Superior Spider-Man Vol. 2: A Troubled Mind (Marvel)

SSM v2

Rating:  4/5 – My Mind is Playing Tricks on Me.

The Superior Spider-Man series spins out of the pages of Amazing Spider-Man where we learn that Doc Ock has inhabited Peter Parker’s body.  The Superior Spider-Man Volume 2:  A Trouble Mind contains issues 6-10 in the series and focuses on Spidey’s interactions with the Avengers along with the internal struggle of both Otto and Peter occupying the same mind.

The series is written by Spider-Man brain trust member Dan Slott.  Dan was one of the writers after Brand New Day when Marvel kicked The Amazing Spider-Man franchise into high gear with thrice monthly shipping and a revolving cast of writers kept up with the demanding schedule and put out some great Spider-Man stories in the process.  Issues 6-8 are penciled by former Amazing Spider-Man artist Humberto Ramos (who collaborated with Slott on Spider-Island) and issues 9 and 10 are handled by regular Superior Spider-Man artist Ryan Stegman.  While I have come to enjoy Ramos’ line work, I do know that it can be polarizing and some people seem to love and while others do not.  His style is cartoony and exaggerated, with an angular approach to the character designs.  If you enjoyed his work on Amazing Spider-Man it is more of the same here.  Stegman, as he has shown throughout this series, is doing fantastic work and his exceptional pencils and panel layouts are on full display in issue 9, part three of the Troubled
Mind arc: Gray Matters.  The creative team is rounded out by inkers Victor Olazaba and Cam Smith, colorist Edgar Delgado and letterer Chris Eliopoulos.

The Superior Spider-Man volume 2 is mostly comprised of the aforementioned Troubled Mind arc with solo issues at the beginning and end of the trade.  One underlying theme throughout this book is the realization from those closest to Peter that something is off with him.  No matter how hard Otto tries, his personality and nuances are showing through.  From the Avengers, to MJ to Carlie, they are slowly putting the pieces together that something is wrong.  I had to chuckle at a NYPD officer lamenting that he misses the notes that Spidey used to leave at crime scenes and wondering why he doesn’t leave them anymore.

The first part of the trade focuses on the fact that due to Spider-Man’s proclivity towards violence, the Avengers have put him on probation.  They also put him through a battery of tests to verify he is truly Spider-Man.  This probationary event has spawned its own series – The Superior Spider-Man Team-Up for those interested in reading more set in the Superior Spider-Man world.
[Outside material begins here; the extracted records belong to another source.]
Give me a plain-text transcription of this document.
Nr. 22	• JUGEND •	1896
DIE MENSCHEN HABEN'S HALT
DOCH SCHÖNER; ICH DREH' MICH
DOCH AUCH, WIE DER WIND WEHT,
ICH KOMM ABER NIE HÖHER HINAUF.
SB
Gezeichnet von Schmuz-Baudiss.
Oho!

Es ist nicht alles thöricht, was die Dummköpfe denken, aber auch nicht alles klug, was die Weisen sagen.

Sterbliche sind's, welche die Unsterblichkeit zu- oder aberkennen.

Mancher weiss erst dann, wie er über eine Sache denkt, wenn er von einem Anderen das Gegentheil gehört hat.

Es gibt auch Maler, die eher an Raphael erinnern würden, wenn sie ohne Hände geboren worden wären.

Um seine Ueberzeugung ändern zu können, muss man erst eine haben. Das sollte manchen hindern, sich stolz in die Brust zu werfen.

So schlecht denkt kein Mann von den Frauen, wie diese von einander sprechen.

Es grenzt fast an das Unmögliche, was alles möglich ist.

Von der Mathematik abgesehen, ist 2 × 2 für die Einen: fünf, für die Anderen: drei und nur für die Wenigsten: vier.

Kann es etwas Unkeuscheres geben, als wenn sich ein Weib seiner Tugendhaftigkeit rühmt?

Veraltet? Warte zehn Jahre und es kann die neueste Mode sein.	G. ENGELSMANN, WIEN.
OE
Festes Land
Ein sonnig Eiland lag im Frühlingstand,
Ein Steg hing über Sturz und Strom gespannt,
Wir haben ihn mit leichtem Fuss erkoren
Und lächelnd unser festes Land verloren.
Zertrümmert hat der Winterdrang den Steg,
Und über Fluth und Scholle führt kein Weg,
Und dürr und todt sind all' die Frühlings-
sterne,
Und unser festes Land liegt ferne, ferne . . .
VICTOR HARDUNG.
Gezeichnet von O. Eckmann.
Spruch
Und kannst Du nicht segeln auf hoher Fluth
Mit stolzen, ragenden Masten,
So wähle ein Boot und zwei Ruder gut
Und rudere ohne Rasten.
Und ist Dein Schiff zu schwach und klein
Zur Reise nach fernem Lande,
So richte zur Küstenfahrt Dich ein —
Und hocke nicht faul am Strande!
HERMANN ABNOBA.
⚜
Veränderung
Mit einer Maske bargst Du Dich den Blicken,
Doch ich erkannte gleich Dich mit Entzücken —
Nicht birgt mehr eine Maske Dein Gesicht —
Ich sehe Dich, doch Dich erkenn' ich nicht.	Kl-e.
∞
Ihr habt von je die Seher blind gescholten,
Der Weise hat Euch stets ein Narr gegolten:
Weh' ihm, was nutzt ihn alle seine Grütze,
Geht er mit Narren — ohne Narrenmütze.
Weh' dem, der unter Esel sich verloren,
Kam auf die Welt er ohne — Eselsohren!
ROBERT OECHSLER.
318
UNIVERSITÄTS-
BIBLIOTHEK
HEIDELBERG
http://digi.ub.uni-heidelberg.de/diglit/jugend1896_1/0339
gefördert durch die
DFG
The tests the Avengers performed lead to Otto’s discovery of Peter in his mind and with the use of an old invention he sets about solving that problem.  This back and forth internal struggle between Otto and Peter was inevitable and comes to a head (no pun intended) in issue 9.

One of the story devices that I have enjoyed throughout the series is having Peter in the background as a spectral spectator to his life.  Slott has Doc Ock’s voice down and his interactions with those in Peter’s world are both interesting and comical especially when Peter is adding some additional commentary.  While short-tempered and easily annoyed, Doc Ock has done some interesting things with Peter’s technology and it has been fun to see his evolution from a evil villain to someone you are almost rooting for, like at the end of the emotional issue 8.

The Amazing Spider-Man has been around for decades, and I am sure he will be around for decades more after this brief hiatus.  If you are still reeling from Amazing Spider-Man 700 and are unhappy that Peter Parker is not swinging through NYC, this might not be the book for you.  But if you like the Parker-verse and its inhabitants and want to see the evolution of a character while enjoying some beautiful artwork, I would check this series out.

Much like the Batman’s “demise” at the Distinguished Competition, this book has you questioning what it means to be a superhero, specifically what it means to be Spider-Man. Can anyone just step in and assume the mantle of a known hero?  What do individuals do when given great power, do they rise to the occasion or crash and burn?  Superior Spider-Man is a story of second chances, redemption and one man’s attempt to right the wrongs of a past life.  How many of us would not do everything in our power to hold onto that chance and make the most of it if presented with it?